Your office just spent significantly more energy than it needed to.
Every case of bottled water in your breakroom represents an energy disaster. Producing bottled water requires dramatically more energy than producing tap water - often hundreds or even thousands of times more. That's not a typo.
I sell water systems, so yes, I have skin in this game. But the math doesn't lie.
The Hidden Energy Cost of Your Breakroom
Think about your last bottled water order. Fifty cases? A hundred? Each bottle went through manufacturing, filling, capping, labeling, packaging, shipping, and refrigeration. All to deliver something that flows from your tap.
The energy breakdown is insane:
- Manufacturing the plastic bottle
- Transporting empty bottles to the filling plant
- Processing and bottling the water
- Shipping filled bottles to distributors
- Trucking to your office
- Storing in refrigerated coolers
Compare that to tap water: it flows through existing infrastructure to your building. Done.
Your Office Is Part of the Problem
Americans use billions of plastic water bottles per year. Your office is contributing to that mountain of energy waste.
Here's what kills me: most offices don't even track this cost. You see the invoice for bottled water delivery. You don't see the hidden energy bill that everyone pays through environmental impact.
The Math That Should Scare You
Let's say your office uses 20 cases of bottled water per month. That's roughly 480 bottles. If bottled water uses hundreds of times more energy than tap water, you're burning through massive amounts of excess energy to get those bottles.
That excess energy has to come from somewhere. Power plants. Fossil fuels. Carbon emissions. All for water that's often just filtered tap water anyway.
Why This Matters Now
Energy costs aren't going down. Carbon regulations aren't getting lighter. Your company's sustainability commitments aren't getting easier to meet.

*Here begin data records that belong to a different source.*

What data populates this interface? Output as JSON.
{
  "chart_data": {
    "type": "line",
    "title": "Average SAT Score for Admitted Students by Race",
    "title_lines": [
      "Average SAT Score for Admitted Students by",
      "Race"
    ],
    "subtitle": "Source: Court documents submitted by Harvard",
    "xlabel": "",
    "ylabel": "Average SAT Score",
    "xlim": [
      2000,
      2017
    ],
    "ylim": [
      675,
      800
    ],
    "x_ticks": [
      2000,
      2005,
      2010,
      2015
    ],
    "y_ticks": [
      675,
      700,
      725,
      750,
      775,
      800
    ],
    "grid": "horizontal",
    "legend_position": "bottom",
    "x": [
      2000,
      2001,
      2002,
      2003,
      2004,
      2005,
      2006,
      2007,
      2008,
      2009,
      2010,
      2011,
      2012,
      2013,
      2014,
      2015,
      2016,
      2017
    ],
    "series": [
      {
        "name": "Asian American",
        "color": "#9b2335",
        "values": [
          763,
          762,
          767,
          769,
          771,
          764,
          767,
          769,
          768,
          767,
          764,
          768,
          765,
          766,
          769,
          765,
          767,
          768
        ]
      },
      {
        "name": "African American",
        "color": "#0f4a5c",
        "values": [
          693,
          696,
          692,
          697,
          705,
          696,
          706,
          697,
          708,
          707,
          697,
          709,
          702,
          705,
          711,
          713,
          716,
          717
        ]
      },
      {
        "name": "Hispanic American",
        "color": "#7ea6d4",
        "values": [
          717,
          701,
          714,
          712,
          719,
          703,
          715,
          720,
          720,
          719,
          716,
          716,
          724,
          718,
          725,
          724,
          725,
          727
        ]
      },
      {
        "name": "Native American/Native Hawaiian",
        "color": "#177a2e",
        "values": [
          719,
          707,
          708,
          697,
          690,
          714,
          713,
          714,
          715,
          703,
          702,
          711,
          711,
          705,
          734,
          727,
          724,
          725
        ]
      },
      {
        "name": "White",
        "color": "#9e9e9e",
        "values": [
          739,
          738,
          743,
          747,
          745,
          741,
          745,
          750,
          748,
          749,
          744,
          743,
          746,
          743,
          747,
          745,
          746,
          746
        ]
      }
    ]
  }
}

Yet most offices haven't done the basic math on their water energy footprint. They track printer paper usage but ignore the energy bomb in their breakroom.
The Alternative Is Right There
Install a point-of-use water system. Connect it to your existing water line. Filter what you need, when you need it. No trucks. No plastic manufacturing. No massive energy penalty.
I've seen the resistance: "But bottled water is convenient." "What if the filter breaks?" "Our employees expect bottles."
Fair points. But convenience that costs dramatically more energy isn't really convenient. It's waste with good marketing.
The data is clear. Most plastic bottles don't get recycled and sit in landfills for hundreds of years.
Your office can do better. The math says so.